經濟觀察報 記者 老盈盈 緣何法定代外人一問三不知?錢端與招行為啥互懟且互相“甩鍋”?投資人怎么辦?

2019年5月27日,錢端APP發出的一則產品逾期公告讓吳珊懵了。

2016年7月,經由當時很熟悉的招商銀行客戶經理推薦下載了一款名為錢端的APP,吳珊在上面購買了第一筆產品,購買總金額最高達47萬元,都順利兌付了。吳珊于今年3月續期了一款60天的產品,原本5月中旬就能兌付,沒想到卻逾期了。

5月27日,錢端發布公告稱,投資人認購的項目無法按期履約,具體履約時間及方案需與合作方招行予以確認,后續可能出現待兌付金額約14億元。

吳珊面臨的未兌付金額為18.5萬元。

目前而言,錢端與招行都在拋清責任。對于未能兌付的原因,錢端外示是招行對其發布的項目產品進行了錯配,錢端接收的信息只有資產要素無法獲取具體資產情況。而招行以為,廣東網金控股股份有限集團(以下簡稱“網金控股”)及其指定的錢端APP經營方作為撮合融資方和投資方的主體,不但掌握投資人的具體信息,也更清楚融資人和融資標的底層資產信息和召募資金的資金流向,而且其在2017年4月已經停止了與網金控股和錢端的合作。

眾多投資人(包括招行前員工)反映,當初招行通過一個名為“員企同心”的營銷項目推廣錢端,而且營銷獎勵機制頗為豐厚,其扮演的角色不止見證資產的真實性,而更讓他們疑惑的是為何招行不在終止協議后第一時間告知投資人。

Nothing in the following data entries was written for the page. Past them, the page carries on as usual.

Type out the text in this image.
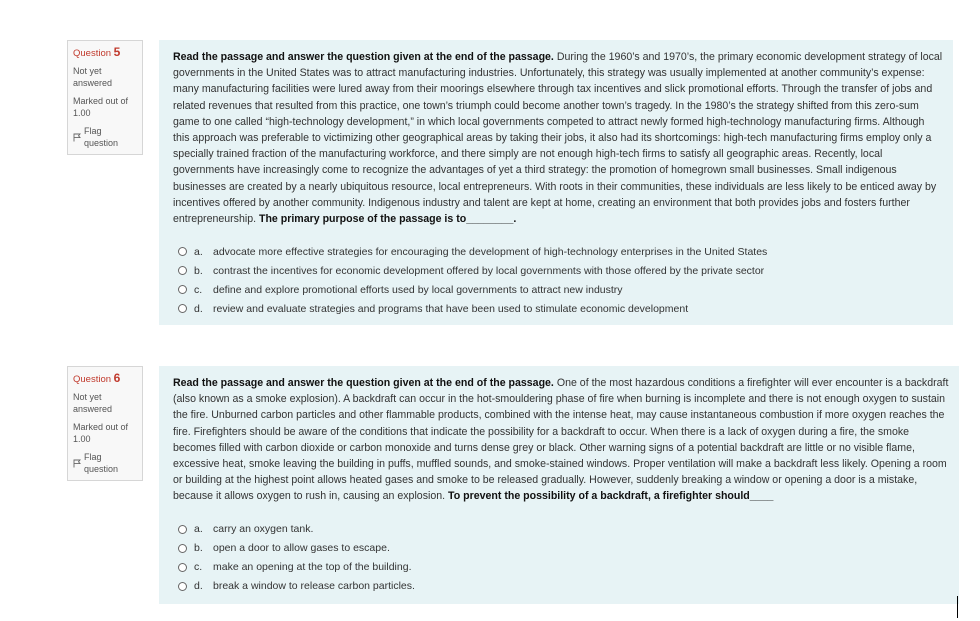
Question 5
Not yet answered
Marked out of 1.00
Flag question
Read the passage and answer the question given at the end of the passage. During the 1960’s and 1970’s, the primary economic development strategy of local governments in the United States was to attract manufacturing industries. Unfortunately, this strategy was usually implemented at another community’s expense: many manufacturing facilities were lured away from their moorings elsewhere through tax incentives and slick promotional efforts. Through the transfer of jobs and related revenues that resulted from this practice, one town’s triumph could become another town’s tragedy. In the 1980’s the strategy shifted from this zero-sum game to one called “high-technology development,” in which local governments competed to attract newly formed high-technology manufacturing firms. Although this approach was preferable to victimizing other geographical areas by taking their jobs, it also had its shortcomings: high-tech manufacturing firms employ only a specially trained fraction of the manufacturing workforce, and there simply are not enough high-tech firms to satisfy all geographic areas. Recently, local governments have increasingly come to recognize the advantages of yet a third strategy: the promotion of homegrown small businesses. Small indigenous businesses are created by a nearly ubiquitous resource, local entrepreneurs. With roots in their communities, these individuals are less likely to be enticed away by incentives offered by another community. Indigenous industry and talent are kept at home, creating an environment that both provides jobs and fosters further entrepreneurship. The primary purpose of the passage is to________.
a. advocate more effective strategies for encouraging the development of high-technology enterprises in the United States
b. contrast the incentives for economic development offered by local governments with those offered by the private sector
c.	define and explore promotional efforts used by local governments to attract new industry
d. review and evaluate strategies and programs that have been used to stimulate economic development
Question 6
Not yet answered
Marked out of 1.00
Flag question
Read the passage and answer the question given at the end of the passage. One of the most hazardous conditions a firefighter will ever encounter is a backdraft (also known as a smoke explosion). A backdraft can occur in the hot-smouldering phase of fire when burning is incomplete and there is not enough oxygen to sustain the fire. Unburned carbon particles and other flammable products, combined with the intense heat, may cause instantaneous combustion if more oxygen reaches the fire. Firefighters should be aware of the conditions that indicate the possibility for a backdraft to occur. When there is a lack of oxygen during a fire, the smoke becomes filled with carbon dioxide or carbon monoxide and turns dense grey or black. Other warning signs of a potential backdraft are little or no visible flame, excessive heat, smoke leaving the building in puffs, muffled sounds, and smoke-stained windows. Proper ventilation will make a backdraft less likely. Opening a room or building at the highest point allows heated gases and smoke to be released gradually. However, suddenly breaking a window or opening a door is a mistake, because it allows oxygen to rush in, causing an explosion. To prevent the possibility of a backdraft, a firefighter should____
a. carry an oxygen tank.
b. open a door to allow gases to escape.
c.	make an opening at the top of the building.
d. break a window to release carbon particles.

據經濟觀察報記者在錢端現場發現,錢端的內部管理也較為混亂,法人代外僅僅是一個負責行政的后勤員工,對投資人的訴求“一問三不知”。

至于對逾期資產需承擔的責任,盈科律師事務所環球合伙人賀俊對經濟觀察報記者外示,在招商銀行和“錢端”之間存在兩種觀點,需要根據它們之間的合作協議才能判斷各方在事件中扮演的角色和責任,但是內部合作協議一般不對第三方產生法律效力,招商銀行和“錢端”之間的爭執對現階段的逾期項目催收可能不會產生太大的助助。

賀俊以為,對投資者來說,則要先關注當時“錢端”平臺的服務條款、投資協議的實質,特別是確定合同的相對方以及明確權利義務的約定,并做好證據保全。已經遭到逾期的產品,投資者應當盡早向法院提起訴訟,以免由于平臺與第三方之間的糾紛耽誤了催收時機。

目前錢端和招行均已向法院提起了對對方的訴訟。

法定代外人只管后勤

6月3日上午,經濟觀察報記者來到位于廣州中信廣場的錢端總部,辦公室工位上只有一兩個人,三個保安從外到里負責投資人登記、維護秩序等。吳珊正和一眾投資人追問著一個年輕的小伙子,“咱們錢到底在哪里”、“你們集團有多少人”“你平時是怎么管理集團的?”“你什么都不知道,你怎么做法人代外的”他總是默默低下頭,沒有回。

這位87年出生的小伙子就是錢端法定代外人、執行董事兼總經理馮巍。根據天眼查資料,錢端的大股東為廣州鼎盛匯盈資產管理集團,持有錢端83.6%股份。廣州鼎盛匯盈資產管理集團的實際控制人是馮巍,因此從天眼查顯示股權結構上來看馮巍就是錢端的實際控制人。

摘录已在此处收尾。